John Smith is an idealistic and enthusiastic member of his College Republicans/Democrats organization. While in college seeking his Liberal Arts degree, John volunteers on several local political campaigns including a gubernatorial race. Lucky for John, his candidate wins. Afterwards, John is offered and takes a job working for the governor as a member of his staff. John does this and later, while still in his twenties, he sees that there is an open primary for a county position in his area. He decides to run and wins. Not long afterwards, John’s State Assemblyman/Representative retires and John seeks and wins that position as well. When he’s in his late thirties or forties, either the timing or political opportunity arises for John to run for a position as the United States Congressman in his district, State Senator, or perhaps even a lower statewide office. Later, in his early forties, John runs for Governor or United States Senator.
Throughout all of this, letters addressed to John always begin “Honorable” and he’s revered as a statesman for his “long career of public service.” In fact, if you carefully reviewed John’s resume, this is his only career. Since graduating from college he’s either never or rarely earned a paycheck that didn’t come from one constituency and by extension taxpayer after another.
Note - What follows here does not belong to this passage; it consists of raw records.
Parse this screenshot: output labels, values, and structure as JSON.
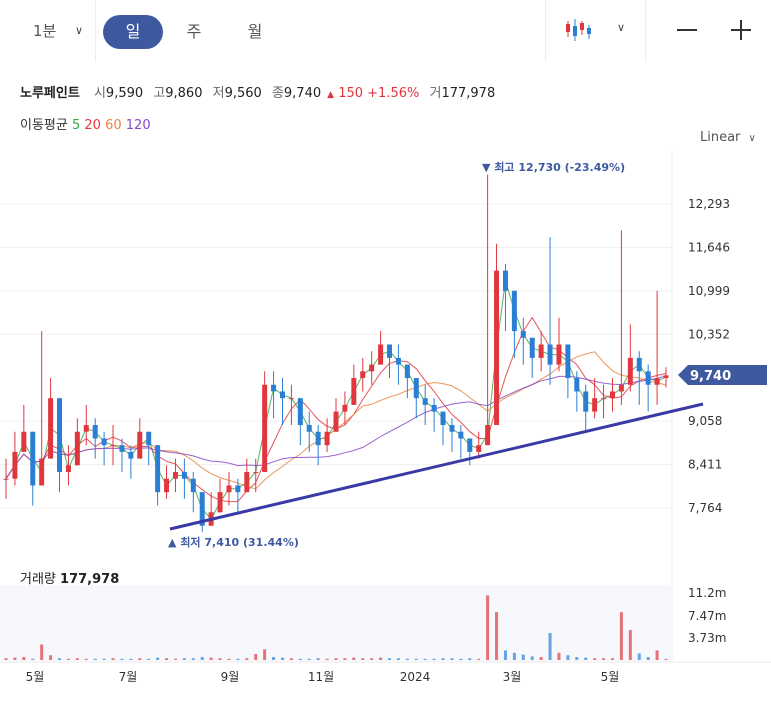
{
  "toolbar": {
    "interval": "1분",
    "periods": [
      "일",
      "주",
      "월"
    ],
    "active_period": "일",
    "chart_type_icon": "candlestick-icon",
    "zoom_out_icon": "minus-icon",
    "zoom_in_icon": "plus-icon"
  },
  "stock": {
    "name": "노루페인트",
    "open_label": "시",
    "open": "9,590",
    "high_label": "고",
    "high": "9,860",
    "low_label": "저",
    "low": "9,560",
    "close_label": "종",
    "close": "9,740",
    "change": "150",
    "change_pct": "+1.56%",
    "volume_label": "거",
    "volume": "177,978"
  },
  "moving_average": {
    "label": "이동평균",
    "periods": [
      {
        "value": "5",
        "color": "#3aa64a"
      },
      {
        "value": "20",
        "color": "#e0373f"
      },
      {
        "value": "60",
        "color": "#e8853a"
      },
      {
        "value": "120",
        "color": "#8a46c8"
      }
    ]
  },
  "scale": "Linear",
  "colors": {
    "up": "#e0373f",
    "down": "#2a7fd4",
    "accent": "#3f59a0",
    "trendline": "#3a3aa6"
  },
  "chart_data": {
    "type": "candlestick",
    "y_ticks": [
      "12,293",
      "11,646",
      "10,999",
      "10,352",
      "9,058",
      "8,411",
      "7,764"
    ],
    "x_ticks": [
      "5월",
      "7월",
      "9월",
      "11월",
      "2024",
      "3월",
      "5월"
    ],
    "current_price": "9,740",
    "high_annotation": "최고 12,730 (-23.49%)",
    "low_annotation": "최저 7,410 (31.44%)",
    "ylim": [
      7300,
      12900
    ],
    "closes": [
      8200,
      8600,
      8900,
      8100,
      8500,
      9400,
      8300,
      8400,
      8900,
      9000,
      8800,
      8700,
      8700,
      8600,
      8500,
      8900,
      8700,
      8000,
      8200,
      8300,
      8200,
      8000,
      7500,
      7700,
      8000,
      8100,
      8000,
      8300,
      8300,
      9600,
      9500,
      9400,
      9400,
      9000,
      8900,
      8700,
      8900,
      9200,
      9300,
      9700,
      9800,
      9900,
      10200,
      10000,
      9900,
      9700,
      9400,
      9300,
      9200,
      9000,
      8900,
      8800,
      8600,
      8700,
      9000,
      11300,
      11000,
      10400,
      10300,
      10000,
      10200,
      9900,
      10200,
      9700,
      9500,
      9200,
      9400,
      9400,
      9500,
      9600,
      10000,
      9800,
      9600,
      9700,
      9740
    ],
    "highs": [
      8500,
      8900,
      9300,
      8400,
      10400,
      9700,
      8700,
      8700,
      9100,
      9300,
      9100,
      8900,
      9000,
      8800,
      8700,
      9100,
      8900,
      8300,
      8400,
      8500,
      8500,
      8300,
      7800,
      8000,
      8200,
      8300,
      8200,
      8500,
      8500,
      9800,
      9800,
      9700,
      9600,
      9300,
      9200,
      9000,
      9100,
      9400,
      9500,
      9900,
      10000,
      10100,
      10400,
      10200,
      10200,
      9900,
      9700,
      9600,
      9400,
      9200,
      9100,
      9000,
      8800,
      8900,
      12730,
      11700,
      11400,
      10800,
      10600,
      10300,
      10400,
      11800,
      10600,
      10100,
      9800,
      9600,
      9700,
      9600,
      9700,
      11900,
      10500,
      10100,
      9900,
      11000,
      9860
    ],
    "lows": [
      7900,
      8100,
      8600,
      7800,
      8200,
      8800,
      8000,
      8100,
      8500,
      8700,
      8500,
      8400,
      8400,
      8300,
      8200,
      8600,
      8400,
      7800,
      7900,
      8000,
      7900,
      7700,
      7410,
      7500,
      7700,
      7800,
      7700,
      8000,
      8000,
      8300,
      9100,
      9000,
      9000,
      8700,
      8600,
      8400,
      8600,
      8900,
      9000,
      9400,
      9500,
      9600,
      9900,
      9700,
      9600,
      9400,
      9100,
      9000,
      8900,
      8700,
      8600,
      8500,
      8400,
      8500,
      8800,
      9600,
      10400,
      10000,
      9900,
      9700,
      9800,
      9600,
      9800,
      9400,
      9200,
      8900,
      9100,
      9100,
      9200,
      9300,
      9500,
      9300,
      9200,
      9300,
      9560
    ],
    "volume_ticks": [
      "11.2m",
      "7.47m",
      "3.73m"
    ],
    "volume_label": "거래량",
    "volume_value": "177,978",
    "volumes": [
      0.3,
      0.4,
      0.5,
      0.2,
      2.6,
      0.8,
      0.3,
      0.2,
      0.3,
      0.2,
      0.2,
      0.2,
      0.3,
      0.2,
      0.2,
      0.3,
      0.2,
      0.4,
      0.3,
      0.2,
      0.3,
      0.3,
      0.5,
      0.4,
      0.3,
      0.2,
      0.2,
      0.3,
      1.0,
      1.8,
      0.5,
      0.4,
      0.3,
      0.2,
      0.2,
      0.3,
      0.2,
      0.3,
      0.3,
      0.4,
      0.3,
      0.3,
      0.4,
      0.3,
      0.3,
      0.2,
      0.2,
      0.2,
      0.2,
      0.3,
      0.3,
      0.2,
      0.3,
      0.2,
      10.8,
      8.0,
      1.6,
      1.2,
      0.9,
      0.6,
      0.5,
      4.5,
      1.2,
      0.8,
      0.5,
      0.4,
      0.3,
      0.3,
      0.3,
      8.0,
      5.0,
      1.1,
      0.5,
      1.6,
      0.18
    ]
  }
}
While an interesting record of “public service” it certainly begs the question as to why this resume is any better than that of a world renowned surgeon, writer, and philanthropist or corporate CEO. In fact, if you dig a little deeper and think about it, you might even laugh at the idea that this could even be possible.
Unfortunately, we currently have a system that well rewards the clever young college student who toils in the trenches of a political campaign but later scoffs at the bright mind that took a different path other than that of elected official for a period of time.
And while we may not like hearing how hard or difficult it is to defeat the career politician, it simply remains a fact that this is still the case.
How do I know this? Because we haven’t done it yet.
That doesn’t mean it can’t or won’t happen.
Ben Carson or Carly Fiorina may just change this pattern. If either of them does, it will certainly give pause to some of the young campaign workers out there currently hoping to follow in the footsteps of today’s career politicians and eventually take up residency at 1600 Pennsylvania Avenue.